Tsunami yang berasal dari tanah longsor di fjord Greenland, disebabkan oleh es yang mencairberada di balik peristiwa seismik mengejutkan tahun lalu yang mengguncang bumi selama sembilan hari, kata seorang peneliti kepada AFP pada hari Jumat.
Menurut laporan yang baru-baru ini diterbitkan dalam jurnal ilmiah Science, getaran yang tercatat pada bulan September 2023 berasal dari gelombang besar yang bergoyang maju mundur di fjord Dickson di timur Greenland yang terpencil.
“Hal yang benar-benar unik tentang peristiwa ini adalah berapa lama sinyal seismik berlangsung dan seberapa konstan frekuensinya,” salah satu penulis laporan, Kristian Svennevig, dari Survei Geologi Denmark dan Greenland, mengatakan kepada AFP.
“Tanah longsor dan tsunami lainnya telah menghasilkan sinyal seismik tetapi hanya selama beberapa jam dan sangat lokal. Yang ini diamati secara global hingga ke Antartika,” katanya.
Fenomena ini awalnya mengejutkan komunitas ilmiah, yang awalnya mendefinisikannya sebagai “objek seismik tak dikenal” sebelum akhirnya memastikan bahwa sumbernya adalah tanah longsor.
Pada bulan September 2023, 882 juta kaki kubik batu dan es — volume yang setara dengan 25 Gedung Empire State — jatuh ke fjord di daerah terpencil dan tak berpenghuni, sekitar 124 mil dari lautan.
Tanah longsor tersebut memicu tsunami besar setinggi 650 kaki di episentrumnya.
Lebih dari 40 mil jauhnya, gelombang tsunami setinggi lebih dari dua belas kaki merusak pangkalan penelitian di pulau Ella.
“Ketika rekan-rekan pertama kali melihat sinyal ini tahun lalu, itu sama sekali tidak seperti gempa bumi,” kata Stephen Hicks, seorang ilmuwan yang memiliki gelar doktor dalam ilmu bumi dan terlibat dalam laporan tersebut, kepada BBC News. “Sinyal itu terus muncul — setiap 90 detik selama sembilan hari.”

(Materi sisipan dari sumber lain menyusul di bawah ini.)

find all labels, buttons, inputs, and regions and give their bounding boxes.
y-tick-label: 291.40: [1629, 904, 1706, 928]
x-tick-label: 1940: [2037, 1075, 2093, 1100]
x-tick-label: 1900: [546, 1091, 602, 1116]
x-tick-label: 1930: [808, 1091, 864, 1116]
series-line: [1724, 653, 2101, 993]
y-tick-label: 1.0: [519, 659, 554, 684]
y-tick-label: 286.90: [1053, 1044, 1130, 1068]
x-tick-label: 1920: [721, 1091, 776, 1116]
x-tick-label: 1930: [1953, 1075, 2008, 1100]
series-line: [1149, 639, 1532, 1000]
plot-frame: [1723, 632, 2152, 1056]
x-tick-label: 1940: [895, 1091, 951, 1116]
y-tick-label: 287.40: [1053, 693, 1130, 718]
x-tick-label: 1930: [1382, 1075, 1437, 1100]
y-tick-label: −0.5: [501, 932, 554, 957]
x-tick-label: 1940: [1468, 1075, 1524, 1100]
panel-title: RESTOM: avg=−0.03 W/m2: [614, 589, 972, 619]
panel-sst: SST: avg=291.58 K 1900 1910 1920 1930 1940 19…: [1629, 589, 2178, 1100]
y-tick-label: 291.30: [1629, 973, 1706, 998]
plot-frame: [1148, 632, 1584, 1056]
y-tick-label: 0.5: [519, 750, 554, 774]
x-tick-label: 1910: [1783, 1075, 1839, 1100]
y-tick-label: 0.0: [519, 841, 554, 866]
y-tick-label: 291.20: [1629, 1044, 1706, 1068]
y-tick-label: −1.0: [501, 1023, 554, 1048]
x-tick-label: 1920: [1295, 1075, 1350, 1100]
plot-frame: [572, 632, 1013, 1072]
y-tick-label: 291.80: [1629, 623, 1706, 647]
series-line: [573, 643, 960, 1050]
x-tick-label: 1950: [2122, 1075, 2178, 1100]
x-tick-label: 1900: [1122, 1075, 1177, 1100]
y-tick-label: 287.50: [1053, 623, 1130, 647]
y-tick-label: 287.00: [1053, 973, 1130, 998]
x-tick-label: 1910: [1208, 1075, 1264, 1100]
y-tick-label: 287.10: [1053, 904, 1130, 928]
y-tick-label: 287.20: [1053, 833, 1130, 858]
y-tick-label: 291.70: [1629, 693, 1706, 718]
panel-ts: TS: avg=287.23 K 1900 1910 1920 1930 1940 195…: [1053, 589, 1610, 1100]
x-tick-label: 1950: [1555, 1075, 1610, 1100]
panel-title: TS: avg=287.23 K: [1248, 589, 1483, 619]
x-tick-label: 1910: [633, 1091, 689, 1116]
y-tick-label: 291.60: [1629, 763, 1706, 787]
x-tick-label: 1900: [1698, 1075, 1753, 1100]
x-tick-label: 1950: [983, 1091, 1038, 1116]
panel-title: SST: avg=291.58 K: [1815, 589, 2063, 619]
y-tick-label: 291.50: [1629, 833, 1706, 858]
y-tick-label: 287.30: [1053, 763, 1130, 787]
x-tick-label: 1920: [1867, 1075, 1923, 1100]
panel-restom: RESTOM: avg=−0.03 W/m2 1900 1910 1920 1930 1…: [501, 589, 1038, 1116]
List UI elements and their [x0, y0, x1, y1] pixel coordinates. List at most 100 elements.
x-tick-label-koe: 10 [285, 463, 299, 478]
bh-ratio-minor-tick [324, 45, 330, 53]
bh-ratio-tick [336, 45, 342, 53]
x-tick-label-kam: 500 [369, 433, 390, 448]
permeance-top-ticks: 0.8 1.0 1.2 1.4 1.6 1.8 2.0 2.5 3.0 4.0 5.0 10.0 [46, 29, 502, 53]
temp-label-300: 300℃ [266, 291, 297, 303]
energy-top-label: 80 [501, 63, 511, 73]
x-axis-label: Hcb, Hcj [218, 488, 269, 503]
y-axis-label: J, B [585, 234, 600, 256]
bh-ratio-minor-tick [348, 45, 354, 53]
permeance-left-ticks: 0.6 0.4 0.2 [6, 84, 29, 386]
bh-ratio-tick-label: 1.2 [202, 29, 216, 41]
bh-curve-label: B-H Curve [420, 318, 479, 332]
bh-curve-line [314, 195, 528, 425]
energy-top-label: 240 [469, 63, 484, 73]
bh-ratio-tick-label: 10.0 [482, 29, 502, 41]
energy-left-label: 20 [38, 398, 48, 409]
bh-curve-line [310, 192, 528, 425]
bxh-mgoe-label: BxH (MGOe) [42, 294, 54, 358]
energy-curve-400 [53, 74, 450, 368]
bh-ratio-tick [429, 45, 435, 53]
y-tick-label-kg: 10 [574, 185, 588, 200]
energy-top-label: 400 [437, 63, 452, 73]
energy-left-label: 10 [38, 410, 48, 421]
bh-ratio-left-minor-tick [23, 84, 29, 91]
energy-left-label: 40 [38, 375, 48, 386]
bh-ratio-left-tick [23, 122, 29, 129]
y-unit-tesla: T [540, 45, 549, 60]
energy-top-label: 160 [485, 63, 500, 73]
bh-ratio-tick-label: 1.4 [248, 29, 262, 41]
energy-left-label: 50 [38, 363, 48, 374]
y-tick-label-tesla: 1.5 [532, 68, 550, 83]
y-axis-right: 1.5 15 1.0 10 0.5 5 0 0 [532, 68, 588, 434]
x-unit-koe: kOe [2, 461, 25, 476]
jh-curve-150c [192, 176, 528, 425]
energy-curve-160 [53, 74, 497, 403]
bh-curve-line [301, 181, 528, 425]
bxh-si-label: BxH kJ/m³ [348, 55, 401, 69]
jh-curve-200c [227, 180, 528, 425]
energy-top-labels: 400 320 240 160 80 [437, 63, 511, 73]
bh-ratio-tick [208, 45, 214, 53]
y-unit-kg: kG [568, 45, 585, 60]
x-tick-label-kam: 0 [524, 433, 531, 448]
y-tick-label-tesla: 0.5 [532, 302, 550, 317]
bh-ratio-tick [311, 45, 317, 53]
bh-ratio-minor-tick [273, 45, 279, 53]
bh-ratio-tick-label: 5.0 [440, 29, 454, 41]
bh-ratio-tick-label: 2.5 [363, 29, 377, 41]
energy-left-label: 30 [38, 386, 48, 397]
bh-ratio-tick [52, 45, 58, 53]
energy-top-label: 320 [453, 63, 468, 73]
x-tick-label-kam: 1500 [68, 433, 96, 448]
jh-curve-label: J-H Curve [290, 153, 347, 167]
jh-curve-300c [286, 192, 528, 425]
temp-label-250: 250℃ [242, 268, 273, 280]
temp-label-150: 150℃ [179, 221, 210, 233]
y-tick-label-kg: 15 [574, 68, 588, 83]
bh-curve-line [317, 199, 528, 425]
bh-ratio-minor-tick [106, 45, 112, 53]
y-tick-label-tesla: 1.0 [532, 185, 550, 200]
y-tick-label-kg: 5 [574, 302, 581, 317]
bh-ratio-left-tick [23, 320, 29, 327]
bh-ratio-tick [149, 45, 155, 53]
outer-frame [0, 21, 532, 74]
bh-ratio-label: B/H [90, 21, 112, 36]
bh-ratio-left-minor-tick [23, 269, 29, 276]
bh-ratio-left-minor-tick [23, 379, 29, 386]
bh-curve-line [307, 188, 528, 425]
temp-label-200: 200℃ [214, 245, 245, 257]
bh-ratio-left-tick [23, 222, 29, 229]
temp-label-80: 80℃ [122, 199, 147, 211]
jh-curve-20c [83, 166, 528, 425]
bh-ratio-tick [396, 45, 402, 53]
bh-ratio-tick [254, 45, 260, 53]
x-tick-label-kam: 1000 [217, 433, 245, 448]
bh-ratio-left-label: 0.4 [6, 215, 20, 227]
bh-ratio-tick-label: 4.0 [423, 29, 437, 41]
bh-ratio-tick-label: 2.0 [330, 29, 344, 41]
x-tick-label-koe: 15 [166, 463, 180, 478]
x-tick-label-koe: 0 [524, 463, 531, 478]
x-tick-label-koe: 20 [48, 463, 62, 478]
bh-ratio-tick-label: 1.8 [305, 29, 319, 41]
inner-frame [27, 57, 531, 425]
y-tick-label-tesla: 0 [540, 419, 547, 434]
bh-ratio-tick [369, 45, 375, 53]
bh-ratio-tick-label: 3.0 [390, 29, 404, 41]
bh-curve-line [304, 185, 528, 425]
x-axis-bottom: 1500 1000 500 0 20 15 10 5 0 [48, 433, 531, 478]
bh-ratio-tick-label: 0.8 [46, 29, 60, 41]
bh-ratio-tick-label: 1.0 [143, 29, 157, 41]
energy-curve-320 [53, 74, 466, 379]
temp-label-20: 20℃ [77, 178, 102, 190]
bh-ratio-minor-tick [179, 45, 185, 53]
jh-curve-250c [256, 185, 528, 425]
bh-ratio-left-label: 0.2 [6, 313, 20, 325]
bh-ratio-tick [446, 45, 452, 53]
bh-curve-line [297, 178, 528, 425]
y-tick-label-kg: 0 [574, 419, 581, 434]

Sekelompok ilmuwan mulai membahas sinyal aneh tersebut pada platform obrolan daring, menurut BBC News.
Tim tersebut menciptakan model yang memperlihatkan bagaimana gelombang itu bergerak maju mundur selama sembilan hari.
“Kami belum pernah melihat pergerakan air dalam skala besar dalam jangka waktu yang lama,” kata Hicks kepada BBC News.
Keruntuhan ini disebabkan oleh menipisnya gletser di dasar gunung, sebuah proses yang dipercepat oleh perubahan iklimmenurut laporan tersebut.
“Dengan terus menghangatnya Arktika, kita dapat memperkirakan frekuensi dan besarnya peristiwa semacam itu akan meningkat di masa mendatang,” kata Svennevig.
“Kami tidak punya pengalaman dalam menangani wilayah Arktik yang hangat seperti yang kita amati sekarang,” tambahnya.
Ia menekankan perlunya sistem peringatan dini untuk diterapkan, tetapi ia juga menyadari bahwa hal itu merupakan tantangan dalam lingkungan yang ekstrem.